ГРОМКАЯ ЧИТКА БЛИЗИТСЯ

Дежурная в корпусе сказала, что меня искали.
– Владимир Фёдорович?
– Нет, от Ионы Марковича. 
И в самом деле, вскоре постучался молодой человек, очень приличный, вида референта при большом начальнике. Даже в костюме, даже при галстуке. Представился секретарём Ивана Ивановича.
– Вы знаете, что вы приглашены к нему?
– Да, он звал.
– Встречу переносили по независящим от него причинам.
– Да, в винные подвалы ходили.
– Встреча, он просил напомнить, будет завтра. В семнадцать ноль-ноль. Ужин будет в номере Ионы Марковича.
Ещё меня навестил Сашок. Он пришёл с бутылкой. Он ко мне и без меня заходил, я номер не закрывал. Часто его сумка с инструментами ночевала у меня. Он пришёл, спросил разрешения присесть. Тем более я и не за столом сидел, а лежал на диване. 
– Плесни и мне, – неожиданно даже для себя, сказал я. – Три капли. Тши кропли, как гуторят паны поляки.
– Ого! – обрадовался Сашок. – Броня крепка, и танки наши быстры! 
Я подвинулся к столу, взял стакан:
– И наши люди мужеством полны. Саш, скажи честно, только не привирай: ты тогда про Соню выдумал?
– Что именно?
– Что она такая вся из себя: в ресторане с кем-то сидит, и так далее? Только не врать! А то очную ставку устрою.
Сашок смущённо хмыкнул, покрутил стакан, раскрутил водку в стакане и заглотил её. Объяснил:
– Так она легче идёт. Эх! Один татарин в два шеренга становись!
– Ты про Соню, про Соню. Закуси.
– Хорошо, признаюсь. Конечно, не такая. Это я тебе как мужик мужику говорю, не такая. Я же тебе уже и говорил: она на все сто. Ни в какие рестораны не ходит. Честно скажу: вначале хотел с ней время провести, думал, всё получится. Здоровается, улыбается. Вообще-то я парень селянский, скромный. Но тут, в этом доме, на них нагляделся. А-а. Думаю, значит, и мне можно. А Соня такая манкая…
– Какая, какая?
– Заманчивая. Как взглянет! Пошутил два-три раза. То, сё. У меня же тут все условия. Выбрал момент, кран у них на кухне менял. Она там. Тонко намекаю ей на толстые обстоятельства. Приобнял так игриво. А она: я тебе сейчас по морде надаю. Да так сказала, я понял: надаёт. Да так взглянула! Ну, брат. И вся любовь. Мне так обидно стало: за мужика не считает. Вот с обиды тебе и сказал. Ерунду наговорил, никуда она не ходит. А ты чего сидишь, как красная девица, подымай. За тех, кто в горе. – Он, так и не закусив, снова взял бутылку за горло. – А честно сказать, она и права. Мы ведь как о них думаем? Такие и сякие, думаем. Чего не пьёшь? Жена у меня никакая, любви у нас не было. Откуда взяться: по пьянке женили. В постель как на каторгу шёл. Так мне и надо. А ты чего спрашиваешь, на Соню запал? Понравилась? Займись.

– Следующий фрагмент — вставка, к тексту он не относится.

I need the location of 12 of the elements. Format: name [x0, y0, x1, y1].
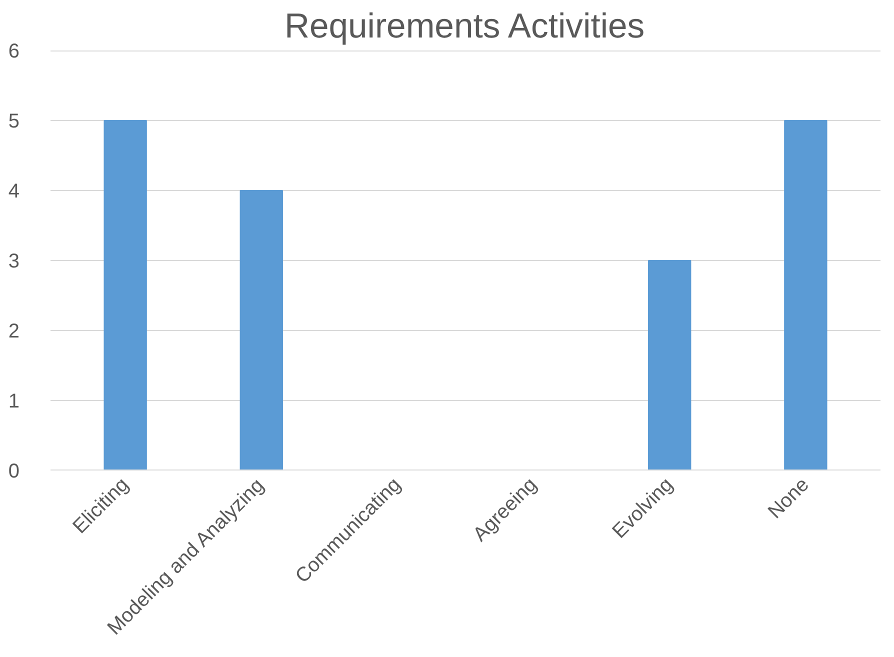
y-tick-label: 3: [8, 250, 20, 272]
y-tick-label: 4: [8, 180, 20, 202]
y-tick-label: 6: [8, 40, 20, 62]
bar: [648, 260, 692, 470]
y-tick-label: 1: [8, 390, 20, 412]
y-tick-label: 2: [8, 320, 20, 342]
bar: [104, 120, 147, 470]
bar: [240, 190, 283, 470]
chart-title: Requirements Activities: [284, 8, 645, 46]
y-tick-label: 5: [8, 110, 20, 132]
bar: [784, 120, 828, 470]
y-tick-label: 0: [8, 460, 20, 482]
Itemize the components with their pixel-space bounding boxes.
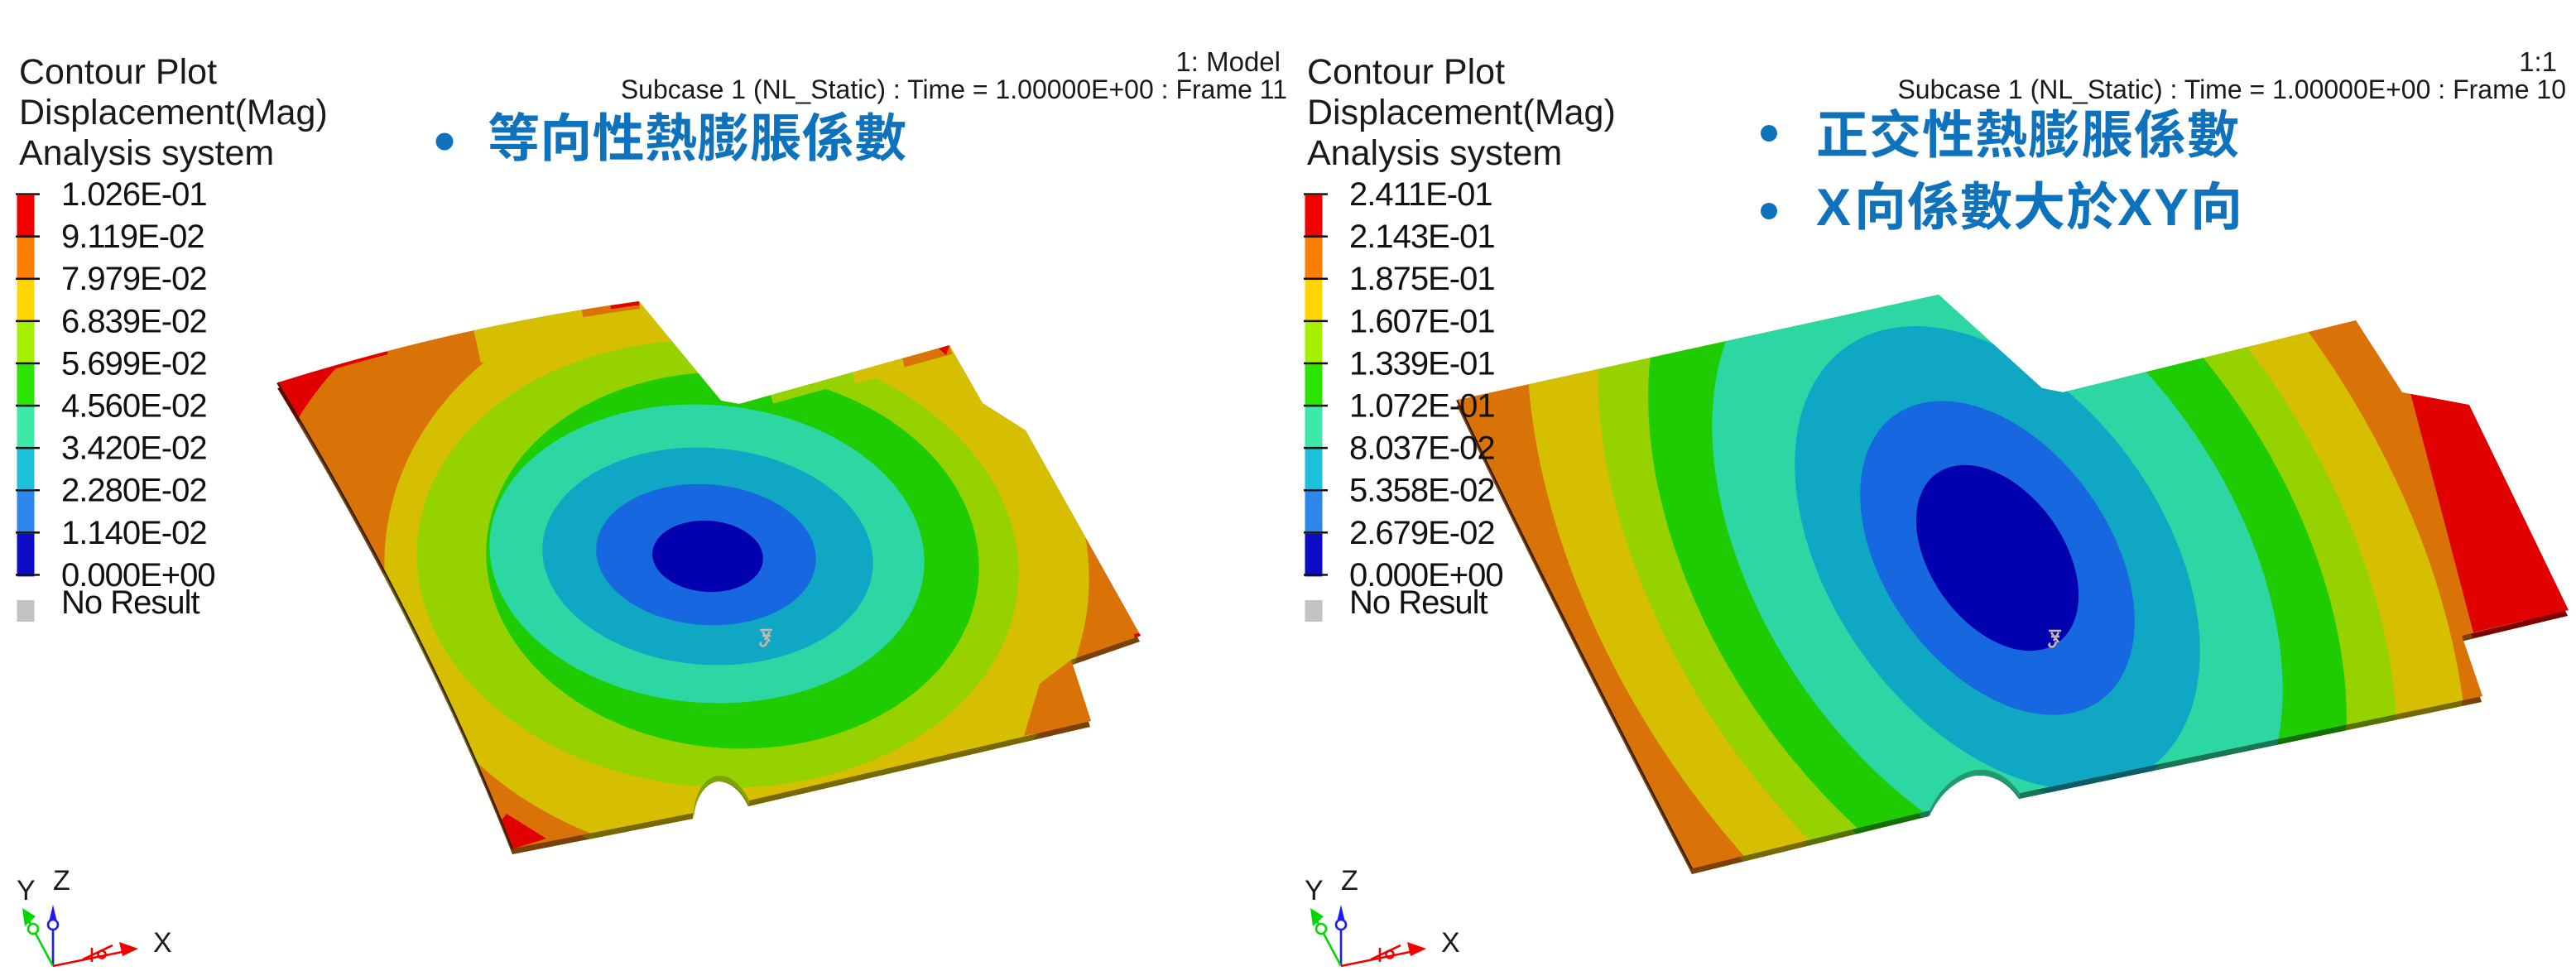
svg-text:Analysis system: Analysis system (19, 133, 274, 173)
svg-text:1: Model: 1: Model (1175, 46, 1281, 77)
svg-text:2.143E-01: 2.143E-01 (1349, 219, 1495, 255)
svg-text:Z: Z (53, 865, 70, 896)
svg-text:X: X (153, 927, 172, 959)
svg-text:Y: Y (1305, 875, 1324, 906)
svg-text:No Result: No Result (1349, 584, 1488, 621)
svg-text:No Result: No Result (61, 584, 200, 621)
svg-text:X: X (1816, 179, 1851, 237)
svg-text:Subcase 1 (NL_Static) : Time =: Subcase 1 (NL_Static) : Time = 1.00000E+… (621, 75, 1287, 104)
svg-text:7.979E-02: 7.979E-02 (61, 261, 207, 297)
svg-text:Analysis system: Analysis system (1307, 133, 1562, 173)
svg-text:X: X (2117, 179, 2152, 237)
svg-text:1.072E-01: 1.072E-01 (1349, 388, 1495, 425)
svg-text:1.140E-02: 1.140E-02 (61, 515, 207, 551)
svg-text:1.875E-01: 1.875E-01 (1349, 261, 1495, 297)
svg-text:0.000E+00: 0.000E+00 (1349, 557, 1503, 594)
svg-text:2.411E-01: 2.411E-01 (1349, 176, 1492, 213)
svg-text:Y: Y (17, 875, 36, 906)
svg-text:5.699E-02: 5.699E-02 (61, 345, 207, 382)
svg-text:3.420E-02: 3.420E-02 (61, 430, 207, 467)
svg-text:8.037E-02: 8.037E-02 (1349, 430, 1495, 467)
svg-text:1:1: 1:1 (2519, 46, 2557, 77)
svg-text:2.280E-02: 2.280E-02 (61, 473, 207, 509)
svg-text:4.560E-02: 4.560E-02 (61, 388, 207, 425)
svg-text:Z: Z (1341, 865, 1358, 896)
svg-text:Displacement(Mag): Displacement(Mag) (19, 93, 328, 132)
svg-text:0.000E+00: 0.000E+00 (61, 557, 215, 594)
svg-text:6.839E-02: 6.839E-02 (61, 303, 207, 339)
svg-text:1.026E-01: 1.026E-01 (61, 176, 207, 213)
svg-text:Contour Plot: Contour Plot (19, 52, 217, 92)
svg-text:9.119E-02: 9.119E-02 (61, 219, 204, 255)
svg-text:Subcase 1 (NL_Static) : Time =: Subcase 1 (NL_Static) : Time = 1.00000E+… (1897, 75, 2566, 104)
svg-text:X: X (1441, 927, 1460, 959)
svg-text:1.339E-01: 1.339E-01 (1349, 345, 1495, 382)
svg-text:2.679E-02: 2.679E-02 (1349, 515, 1495, 551)
svg-text:Y: Y (2154, 179, 2189, 237)
svg-text:Displacement(Mag): Displacement(Mag) (1307, 93, 1616, 132)
svg-text:5.358E-02: 5.358E-02 (1349, 473, 1495, 509)
svg-text:Contour Plot: Contour Plot (1307, 52, 1505, 92)
svg-text:1.607E-01: 1.607E-01 (1349, 303, 1495, 339)
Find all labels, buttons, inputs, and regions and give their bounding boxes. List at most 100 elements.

– У меня жена со мной венчанная. Работать приехал. А работа не идёт.
– Пойдёт, – уверил Сашок. – Сегодня в подвале сочленение в системе отопления менял. Вмёртвую всё заржавело, слезится, подтекает. Надо было шесть огроменных гаек, им лет по пятьдесят, метрическая резьба, свинтить. Думал, не смогу. Полдня карячился. Свинтил. И ты свинтишь. 
Он налил было ещё, но, подумав, слил водку обратно.
– Соня. За такую Соню я и помереть был бы рад. Мгновенно бы от всех других отскочил, только бы с ней! Ох, она так на мою маму похожа.
– Ну и объяснись. Так и так скажи: прости, по дурости руки протянул. Да, с ней и речи нет о лёгких отношениях. Только семья!
– По-оздно, – протянул Сашок. – Да и слава обо мне не первого сорта. Иной раз притворюсь, что что-то на кухне или в зале надо, зайду, чтоб только на неё взглянуть. Стыдно же! Она ничего, здоровается. Но как со всеми. Как со всеми, понял?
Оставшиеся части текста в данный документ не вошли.